Subject: [rue] Allo la Rue? C'est pour signaler un massacre...
Date: Wed, 26 Jun 2019 19:28:18 +0200
Qu'on se le dise!
Les annexes VIII et X ne sont pas touchées car nous entrons en
période estivale!!
Donc, nous ne sommes pas ENCORE touché.e.s...
Alors, si on ne se bouge pas pour nous, bougeons nous pour elles
et eux.
Pour nos gosses et les leurs ...
Avant de se plonger dans l'article, n'oublions pas que:
on
peut comptabiliser 10 à 14 000 décès par an en France du au
chômage.
Le
rapport 2018 du CESE confirme ce chiffre et précise: 500 à 600
suicides directement liés au chômage.
La
question du chômage est aussi une question de santé publique:
les maladies, rechutes de cancer, dépressions augmentent avec
le chômage. Le taux de mortalité s'aligne avec celui du
tabagisme.
Et très vite, si vous êtes sages, un aperçu en mode Avant/Après
de la nouvelle convention d'assurance chômage... on a fait une réu
d'info lundi à Toulouse (Syndicats PE, MNCP & CIP) c'est à se
tirer une balle... on est dessus, ça arrive...!
Assurance-chômage, les discrètes
manœuvres financières derrière la réforme
23 juin 2019, 22:19 CEST
La ministre du travail
Muriel Penicaud (à gauche) et le premier ministre
Édouard Philippe lors de l'annonce de la nouvelle
réforme de l'assurance chômage, le 18 juin 2019. Lucas
Barioulet/AFP
Sur le plateau
de BFM TV, face à Jean‑Jacques Bourdin, la ministre
du travail Muriel Pénicaud a déclaré le 19 juin : « Si on
ne fait pas d’économies, dans 10 ans on n’aura plus de
quoi indemniser les chômeurs ». Cette phrase-choc fait
suite à plusieurs
discours approximatifs qui ont pour objectif de
légitimer un plan de réduction des droits des chômeurs (à
hauteur de 3,4 milliards d’euros).
La réforme annoncée touche en effet en premier lieu les
allocataires, alors que plus de la moitié des inscrits à
Pôle emploi ne
perçoivent déjà aucune indemnisation. Elle rehausse
de 4 à 6 mois de la durée minimale d’activité requise pour
être indemnisé, dans les 24 derniers mois au lieu des
28 derniers mois. Par exemple, une personne qui a occupé
un emploi entre janvier et mai 2017 ne pourra plus
prétendre être indemnisée, bien qu’elle ait cotisé à
l’assurance-chômage. La reprise d’un emploi de courte
durée durant la période de chômage ne permettra plus de
prolonger la durée d’indemnisation, sauf si le contrat
excède 6 mois.
Autre mesure prévue : les indemnités-chômage seront comptées
d’une nouvelle façon. Au lieu de prendre les
salaires journaliers en référence (multipliant les
salaires perçus chaque jour de travail par le nombre de
jours du mois, ce qui protège les personnes avec des
contrats courts ou émiettés), le gouvernement entend
prendre le salaire mensuel pour base (la moyenne des
salaires par jour, en comptant les jours sans salaire).

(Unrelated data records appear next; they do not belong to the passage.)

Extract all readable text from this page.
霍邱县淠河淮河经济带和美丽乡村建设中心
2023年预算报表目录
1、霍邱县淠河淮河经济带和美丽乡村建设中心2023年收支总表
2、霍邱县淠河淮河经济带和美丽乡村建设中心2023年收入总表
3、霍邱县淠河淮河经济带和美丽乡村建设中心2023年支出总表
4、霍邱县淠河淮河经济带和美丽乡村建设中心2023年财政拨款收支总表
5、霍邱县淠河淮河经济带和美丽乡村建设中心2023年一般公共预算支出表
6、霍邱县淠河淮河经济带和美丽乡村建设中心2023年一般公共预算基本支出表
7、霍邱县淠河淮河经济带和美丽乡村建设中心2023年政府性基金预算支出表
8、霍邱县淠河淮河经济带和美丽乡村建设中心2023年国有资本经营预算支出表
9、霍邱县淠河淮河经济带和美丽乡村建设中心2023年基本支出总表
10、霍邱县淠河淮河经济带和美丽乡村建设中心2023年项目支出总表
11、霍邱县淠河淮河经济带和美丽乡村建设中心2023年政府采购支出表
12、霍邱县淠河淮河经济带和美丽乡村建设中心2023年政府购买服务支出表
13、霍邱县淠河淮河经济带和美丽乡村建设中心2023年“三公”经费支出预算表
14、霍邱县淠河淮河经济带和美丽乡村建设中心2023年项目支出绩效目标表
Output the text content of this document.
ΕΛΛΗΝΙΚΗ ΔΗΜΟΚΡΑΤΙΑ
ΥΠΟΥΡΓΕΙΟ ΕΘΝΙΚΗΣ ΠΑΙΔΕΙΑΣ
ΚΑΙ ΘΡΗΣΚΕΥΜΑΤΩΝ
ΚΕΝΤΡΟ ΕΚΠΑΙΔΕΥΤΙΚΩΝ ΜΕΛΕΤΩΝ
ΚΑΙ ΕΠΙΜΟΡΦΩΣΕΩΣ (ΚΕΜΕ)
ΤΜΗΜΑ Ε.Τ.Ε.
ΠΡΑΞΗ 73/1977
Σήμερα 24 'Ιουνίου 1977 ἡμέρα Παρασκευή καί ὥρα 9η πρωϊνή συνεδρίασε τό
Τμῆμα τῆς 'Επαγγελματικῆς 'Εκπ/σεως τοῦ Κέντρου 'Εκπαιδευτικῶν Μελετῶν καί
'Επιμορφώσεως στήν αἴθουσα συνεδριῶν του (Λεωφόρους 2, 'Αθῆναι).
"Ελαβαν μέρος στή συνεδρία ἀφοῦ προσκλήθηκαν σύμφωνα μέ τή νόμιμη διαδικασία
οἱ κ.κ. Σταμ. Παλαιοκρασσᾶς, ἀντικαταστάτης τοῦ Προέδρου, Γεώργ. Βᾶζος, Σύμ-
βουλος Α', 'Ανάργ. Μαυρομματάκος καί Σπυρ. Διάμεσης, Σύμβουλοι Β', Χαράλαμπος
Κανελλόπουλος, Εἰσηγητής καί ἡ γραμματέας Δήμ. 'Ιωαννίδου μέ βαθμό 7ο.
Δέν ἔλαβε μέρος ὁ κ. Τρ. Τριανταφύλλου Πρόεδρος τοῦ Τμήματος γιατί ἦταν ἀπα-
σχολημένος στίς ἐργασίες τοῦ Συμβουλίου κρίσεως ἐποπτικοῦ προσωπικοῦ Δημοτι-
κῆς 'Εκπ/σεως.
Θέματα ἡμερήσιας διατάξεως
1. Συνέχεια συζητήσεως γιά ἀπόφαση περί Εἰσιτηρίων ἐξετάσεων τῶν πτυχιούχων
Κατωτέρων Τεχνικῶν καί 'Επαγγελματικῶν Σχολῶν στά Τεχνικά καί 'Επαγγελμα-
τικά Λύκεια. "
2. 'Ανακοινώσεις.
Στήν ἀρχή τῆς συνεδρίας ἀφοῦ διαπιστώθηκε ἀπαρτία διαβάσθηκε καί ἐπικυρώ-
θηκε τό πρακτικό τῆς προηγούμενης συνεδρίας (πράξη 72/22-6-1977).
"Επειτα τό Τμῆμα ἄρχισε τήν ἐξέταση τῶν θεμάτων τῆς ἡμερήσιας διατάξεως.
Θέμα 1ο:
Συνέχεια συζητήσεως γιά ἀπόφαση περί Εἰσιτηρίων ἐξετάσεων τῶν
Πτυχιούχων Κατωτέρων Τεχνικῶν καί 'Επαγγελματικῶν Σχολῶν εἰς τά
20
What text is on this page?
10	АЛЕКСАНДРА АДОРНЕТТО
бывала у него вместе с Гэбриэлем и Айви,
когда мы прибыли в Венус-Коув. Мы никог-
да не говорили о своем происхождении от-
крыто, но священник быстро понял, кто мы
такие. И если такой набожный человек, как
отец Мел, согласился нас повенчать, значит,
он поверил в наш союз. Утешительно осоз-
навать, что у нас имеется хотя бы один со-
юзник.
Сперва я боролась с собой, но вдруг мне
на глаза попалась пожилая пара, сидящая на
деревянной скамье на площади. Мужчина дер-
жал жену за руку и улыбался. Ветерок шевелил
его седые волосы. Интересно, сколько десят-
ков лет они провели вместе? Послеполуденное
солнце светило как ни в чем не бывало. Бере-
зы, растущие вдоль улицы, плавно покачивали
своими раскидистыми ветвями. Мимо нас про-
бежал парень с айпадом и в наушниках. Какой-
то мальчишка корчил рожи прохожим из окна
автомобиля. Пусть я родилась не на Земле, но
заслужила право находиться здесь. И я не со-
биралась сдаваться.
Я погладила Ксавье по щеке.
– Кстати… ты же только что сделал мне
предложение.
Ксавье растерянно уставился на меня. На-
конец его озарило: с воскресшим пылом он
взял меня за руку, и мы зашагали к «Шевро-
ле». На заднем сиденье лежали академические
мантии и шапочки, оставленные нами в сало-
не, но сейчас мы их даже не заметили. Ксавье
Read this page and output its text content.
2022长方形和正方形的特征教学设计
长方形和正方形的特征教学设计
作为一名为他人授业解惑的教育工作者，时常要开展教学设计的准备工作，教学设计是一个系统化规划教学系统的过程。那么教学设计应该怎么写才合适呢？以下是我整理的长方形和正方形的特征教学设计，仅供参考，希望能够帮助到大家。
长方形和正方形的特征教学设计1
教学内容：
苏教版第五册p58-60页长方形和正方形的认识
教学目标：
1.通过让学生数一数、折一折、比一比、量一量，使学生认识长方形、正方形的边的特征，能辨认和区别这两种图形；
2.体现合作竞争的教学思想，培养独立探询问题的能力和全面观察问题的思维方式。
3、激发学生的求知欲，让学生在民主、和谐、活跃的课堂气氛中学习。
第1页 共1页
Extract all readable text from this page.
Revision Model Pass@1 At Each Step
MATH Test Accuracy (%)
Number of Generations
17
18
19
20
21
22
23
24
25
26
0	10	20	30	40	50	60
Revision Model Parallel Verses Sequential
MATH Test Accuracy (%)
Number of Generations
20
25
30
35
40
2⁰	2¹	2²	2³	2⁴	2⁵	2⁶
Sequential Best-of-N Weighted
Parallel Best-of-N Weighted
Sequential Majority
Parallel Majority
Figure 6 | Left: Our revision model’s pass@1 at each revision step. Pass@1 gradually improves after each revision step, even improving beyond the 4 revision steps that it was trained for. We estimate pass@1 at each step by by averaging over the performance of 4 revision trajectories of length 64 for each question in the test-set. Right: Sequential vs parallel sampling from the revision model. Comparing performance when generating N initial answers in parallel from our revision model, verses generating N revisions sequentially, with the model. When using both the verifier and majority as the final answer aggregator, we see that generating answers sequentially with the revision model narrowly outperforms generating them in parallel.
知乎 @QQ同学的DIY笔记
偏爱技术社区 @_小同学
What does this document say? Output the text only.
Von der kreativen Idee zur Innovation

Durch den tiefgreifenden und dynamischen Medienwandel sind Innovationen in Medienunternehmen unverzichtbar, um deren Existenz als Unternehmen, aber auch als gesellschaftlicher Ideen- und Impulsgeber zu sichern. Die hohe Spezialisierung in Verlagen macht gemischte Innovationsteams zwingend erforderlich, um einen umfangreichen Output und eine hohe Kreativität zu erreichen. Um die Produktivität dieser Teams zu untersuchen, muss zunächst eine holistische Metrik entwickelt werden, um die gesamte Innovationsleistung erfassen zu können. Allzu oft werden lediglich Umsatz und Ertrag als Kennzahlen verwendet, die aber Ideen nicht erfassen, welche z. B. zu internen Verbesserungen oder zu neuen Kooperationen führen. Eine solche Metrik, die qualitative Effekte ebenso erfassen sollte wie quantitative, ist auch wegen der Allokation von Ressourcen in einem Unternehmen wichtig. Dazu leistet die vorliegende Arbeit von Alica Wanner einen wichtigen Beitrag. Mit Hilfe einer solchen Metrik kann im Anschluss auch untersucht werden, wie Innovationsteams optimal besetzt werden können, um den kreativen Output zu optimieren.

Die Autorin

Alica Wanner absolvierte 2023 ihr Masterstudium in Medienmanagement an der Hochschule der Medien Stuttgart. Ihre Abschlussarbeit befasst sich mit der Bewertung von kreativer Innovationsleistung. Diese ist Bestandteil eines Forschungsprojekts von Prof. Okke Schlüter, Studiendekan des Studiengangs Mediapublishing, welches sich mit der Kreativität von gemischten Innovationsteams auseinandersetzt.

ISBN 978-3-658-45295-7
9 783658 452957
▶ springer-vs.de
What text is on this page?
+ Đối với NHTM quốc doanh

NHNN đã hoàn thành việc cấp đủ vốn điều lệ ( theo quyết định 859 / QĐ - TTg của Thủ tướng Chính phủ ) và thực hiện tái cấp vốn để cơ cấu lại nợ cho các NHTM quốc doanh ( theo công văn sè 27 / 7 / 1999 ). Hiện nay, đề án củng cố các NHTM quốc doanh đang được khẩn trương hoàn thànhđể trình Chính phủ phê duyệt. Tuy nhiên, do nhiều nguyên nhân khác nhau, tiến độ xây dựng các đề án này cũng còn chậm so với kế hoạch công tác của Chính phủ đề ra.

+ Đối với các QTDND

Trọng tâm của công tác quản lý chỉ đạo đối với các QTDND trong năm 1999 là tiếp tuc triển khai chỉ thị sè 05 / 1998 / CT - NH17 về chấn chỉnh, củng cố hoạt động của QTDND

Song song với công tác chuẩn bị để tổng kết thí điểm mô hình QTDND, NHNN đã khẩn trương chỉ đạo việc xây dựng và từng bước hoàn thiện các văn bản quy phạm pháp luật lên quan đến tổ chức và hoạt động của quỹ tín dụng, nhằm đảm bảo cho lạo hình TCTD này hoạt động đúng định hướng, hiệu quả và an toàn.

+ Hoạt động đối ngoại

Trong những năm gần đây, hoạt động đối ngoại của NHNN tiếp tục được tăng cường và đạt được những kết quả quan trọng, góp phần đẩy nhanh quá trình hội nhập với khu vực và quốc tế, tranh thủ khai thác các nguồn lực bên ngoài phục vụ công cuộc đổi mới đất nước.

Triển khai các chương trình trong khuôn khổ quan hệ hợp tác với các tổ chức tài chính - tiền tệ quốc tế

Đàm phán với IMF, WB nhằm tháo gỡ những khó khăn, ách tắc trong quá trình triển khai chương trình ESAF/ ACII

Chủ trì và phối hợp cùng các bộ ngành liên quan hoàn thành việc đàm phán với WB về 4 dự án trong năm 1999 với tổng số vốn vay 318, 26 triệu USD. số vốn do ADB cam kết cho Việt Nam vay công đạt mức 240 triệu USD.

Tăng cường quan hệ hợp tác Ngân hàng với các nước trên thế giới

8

Ainsi, une personne qui a travaillé 10 journées pour
500 euros, soit 50 euros quotidiens, est indemnisée sur la
base des 50 euros multipliés par 30 jours dans le mois. Sa
base fictive d’indemnisation est à 1 500 euros, pour une
durée bien sûr très réduite. Désormais, elle touchera une
allocation calculée à partir de 500 euros pour le mois
entier, quel que soit le nombre de jours travaillés,
c’est-à-dire divisée par trois.
Ces orientations sont rapportées par la ministre à un
impératif budgétaire. Qu’en est-il vraiment ?
Un rapport de force bouleversé
Avant tout, qu’est-ce que l’assurance-chômage ? Il s’agit
d’une institution qui récolte des fonds auprès d’actifs
chaque mois, afin d’indemniser ceux qui ont perdu un
emploi. À sa tête, l’Unédic assure la gestion quotidienne.
L’assurance-chômage repose sur une logique de risque
(chacun participe un peu au cas où il perdrait son
emploi), de mutualisation (les secteurs en expansion
aident les secteurs en difficulté), de contribution (le
niveau d’indemnisation dépend des derniers salaires) et de
redistribution (les faibles salaires sont mieux indemnisés
que les hauts salaires).
L’allocation d’aide au retour à l’emploi n’est pas un
secours payé par la collectivité aux chômeurs, mais un
droit ouvert aux salariés une fois qu’ils ont mis une
certaine somme au pot commun. En somme, c’est leur argent
qui leur revient. Cependant, l’allocation médiane,
c’est-à-dire que la moitié des chômeurs gagnent plus
tandis que la moitié perçoivent moins, est de 950 euros.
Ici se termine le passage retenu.